Credit Scores and Scoring

How Do Auto Loans Affect Your Credit Score?

There are lots of reasons for paying off a car loan early. Once you’ve paid off your debt, you’ll own your own car! You’ll be free of your obligation to the lender, and you’ll pocket hundreds of extra dollars every month. And successfully paying off your auto loan will boost your credit score.

Or will it? Generally speaking, paying off debts will usually improve your credit score. But credit is complicated. To find out if paying off your loan will boost your score, we’ll have to take a closer look at how it affected your credit in the first place.

Let’s start with some background. What determines your credit score? How does an auto loan affect your score? And how will that change when the loan is paid off?

What determines your credit score?

1) Payment history

The most important factor in determining your credit score is your payment history. The more on-time payments you make, the better. Just one missed payment could tank your score.

Car loans are great for building an on-time payment record as long as you do, in fact, make your payments on time. This factor alone will boost your score more than anything else. Luckily, on-time payments will stay on your record for 10 years after you close your account. Even if you do pay off a car loan early, you’ll still be able to take advantage of this on-time payment boost for the ensuing decade.

2) Amount owed

The amount you still owe on your debt will also affect your credit score. High levels of debt will lower your credit score, and having low (or no) balances owed will boost it.

However, not all types of debt are treated the same. Having a high balance on your credit cards can be much more damaging than having a high balance on your car loan. Still, the more you owe (and the longer you owe it), the more it will hurt your credit score.

3) Average age of your credit history

Creditors like to see that you have a long history of managing your debt well. They measure this by taking the average age of all your open accounts.

For example, let’s say you’ve had a credit card for 10 years and a car loan for two years. Your average account age would be six years. In general, creditors like to see an average account age of more than five years.

This factor is of medium importance in determining your credit score. It’s still important, but not as much as having a consistent payment history and low balances owed.

4) Range of credit types

All types of credit—auto loans, student loans, credit cards, etc…—operate differently. That’s why creditors like to see that you can manage a diverse range of open accounts.

As such, having an active auto loan can be good—it adds one more type of credit to your set. And once you pay this loan off, you’ll have one less account type. However, this is one of the least important factors in determining your credit score, so it should not dissuade you from paying off your debt.

How will paying off a car loan affect your credit score?

Taking out an auto loan affects all four determining factors of your credit score. It augments your payment history, raises your total amount owed, adds another figure to your average credit age, and contributes an additional credit type to your portfolio.

Because keeping your auto loan can add or detract from your credit score, it’s hard to say with certainty that paying off a car loan will boost it. It all depends on your situation.

For example, if paying off a car loan bumps your average account age from four to six, it could boost your score. But if paying off a car loan decreases your average account age, it could lower your score by a few points.
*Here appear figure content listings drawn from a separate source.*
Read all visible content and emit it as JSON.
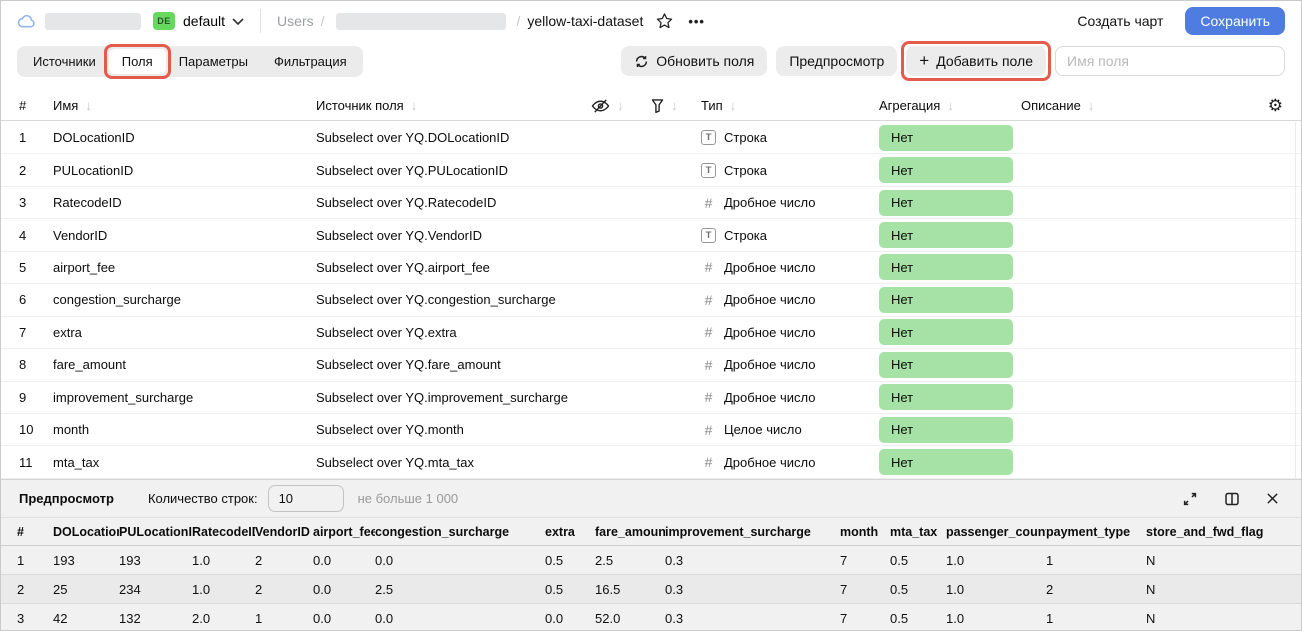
{
  "topbar": {
    "folder_badge": "DE",
    "folder_name": "default",
    "breadcrumb_root": "Users",
    "separator": "/",
    "dataset_name": "yellow-taxi-dataset",
    "more_icon": "•••",
    "create_chart_label": "Создать чарт",
    "save_label": "Сохранить"
  },
  "tabs": {
    "items": [
      {
        "label": "Источники",
        "active": false
      },
      {
        "label": "Поля",
        "active": true,
        "annotated": true
      },
      {
        "label": "Параметры",
        "active": false
      },
      {
        "label": "Фильтрация",
        "active": false
      }
    ]
  },
  "toolbar": {
    "refresh_button": "Обновить поля",
    "preview_button": "Предпросмотр",
    "add_field_plus": "+",
    "add_field_button": "Добавить поле",
    "name_input_placeholder": "Имя поля"
  },
  "icons": {
    "gear": "⚙",
    "sort_arrow": "↓"
  },
  "fields_table": {
    "headers": {
      "num": "#",
      "name": "Имя",
      "source": "Источник поля",
      "type": "Тип",
      "aggregation": "Агрегация",
      "description": "Описание"
    },
    "string_icon": "T",
    "number_icon": "#",
    "rows": [
      {
        "num": "1",
        "name": "DOLocationID",
        "source": "Subselect over YQ.DOLocationID",
        "kind": "string",
        "type": "Строка",
        "aggregation": "Нет"
      },
      {
        "num": "2",
        "name": "PULocationID",
        "source": "Subselect over YQ.PULocationID",
        "kind": "string",
        "type": "Строка",
        "aggregation": "Нет"
      },
      {
        "num": "3",
        "name": "RatecodeID",
        "source": "Subselect over YQ.RatecodeID",
        "kind": "number",
        "type": "Дробное число",
        "aggregation": "Нет"
      },
      {
        "num": "4",
        "name": "VendorID",
        "source": "Subselect over YQ.VendorID",
        "kind": "string",
        "type": "Строка",
        "aggregation": "Нет"
      },
      {
        "num": "5",
        "name": "airport_fee",
        "source": "Subselect over YQ.airport_fee",
        "kind": "number",
        "type": "Дробное число",
        "aggregation": "Нет"
      },
      {
        "num": "6",
        "name": "congestion_surcharge",
        "source": "Subselect over YQ.congestion_surcharge",
        "kind": "number",
        "type": "Дробное число",
        "aggregation": "Нет"
      },
      {
        "num": "7",
        "name": "extra",
        "source": "Subselect over YQ.extra",
        "kind": "number",
        "type": "Дробное число",
        "aggregation": "Нет"
      },
      {
        "num": "8",
        "name": "fare_amount",
        "source": "Subselect over YQ.fare_amount",
        "kind": "number",
        "type": "Дробное число",
        "aggregation": "Нет"
      },
      {
        "num": "9",
        "name": "improvement_surcharge",
        "source": "Subselect over YQ.improvement_surcharge",
        "kind": "number",
        "type": "Дробное число",
        "aggregation": "Нет"
      },
      {
        "num": "10",
        "name": "month",
        "source": "Subselect over YQ.month",
        "kind": "number",
        "type": "Целое число",
        "aggregation": "Нет"
      },
      {
        "num": "11",
        "name": "mta_tax",
        "source": "Subselect over YQ.mta_tax",
        "kind": "number",
        "type": "Дробное число",
        "aggregation": "Нет"
      }
    ]
  },
  "preview": {
    "title": "Предпросмотр",
    "rows_label": "Количество строк:",
    "rows_value": "10",
    "rows_hint": "не больше 1 000",
    "columns": [
      "#",
      "DOLocationID",
      "PULocationID",
      "RatecodeID",
      "VendorID",
      "airport_fee",
      "congestion_surcharge",
      "extra",
      "fare_amount",
      "improvement_surcharge",
      "month",
      "mta_tax",
      "passenger_count",
      "payment_type",
      "store_and_fwd_flag"
    ],
    "rows": [
      [
        "1",
        "193",
        "193",
        "1.0",
        "2",
        "0.0",
        "0.0",
        "0.5",
        "2.5",
        "0.3",
        "7",
        "0.5",
        "1.0",
        "1",
        "N"
      ],
      [
        "2",
        "25",
        "234",
        "1.0",
        "2",
        "0.0",
        "2.5",
        "0.5",
        "16.5",
        "0.3",
        "7",
        "0.5",
        "1.0",
        "2",
        "N"
      ],
      [
        "3",
        "42",
        "132",
        "2.0",
        "1",
        "0.0",
        "0.0",
        "0.0",
        "52.0",
        "0.3",
        "7",
        "0.5",
        "1.0",
        "1",
        "N"
      ]
    ]
  },
  "colors": {
    "accent_blue": "#4f7ce0",
    "badge_green": "#67d95f",
    "aggregation_pill_green": "#a6e2a5",
    "annotation_red": "#e35b4b"
  }
}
On the other hand, if pay off a large amount in its entirety, you could see a bump in your credit simply from owing less on your accounts.

In short, how your auto loan payment affects your credit depends greatly on your context. Luckily, there’s no need to overthink it. Whether paying off your loan boosts or lowers your credit score, it will likely only be a mild change.

So should you pay off your car loan early?

It’s almost never a good idea to hold onto debt simply for the sake of boosting your credit score by a few points.

There are exceptions to this rule. Let’s say you’re getting ready to apply for a big loan and your credit score is just above the threshold for good credit (700-710). In this precarious position, you may want to wait until after you’re approved to rock the boat.

In most situations, though, the sooner you eliminate your debts, the better.


Managing your auto loan can be hard, but it’s crucial that you make your payments on time if you want a healthy credit score. If you’re struggling to make payments, it might be time to make your monthly payments more affordable by refinancing your auto loan.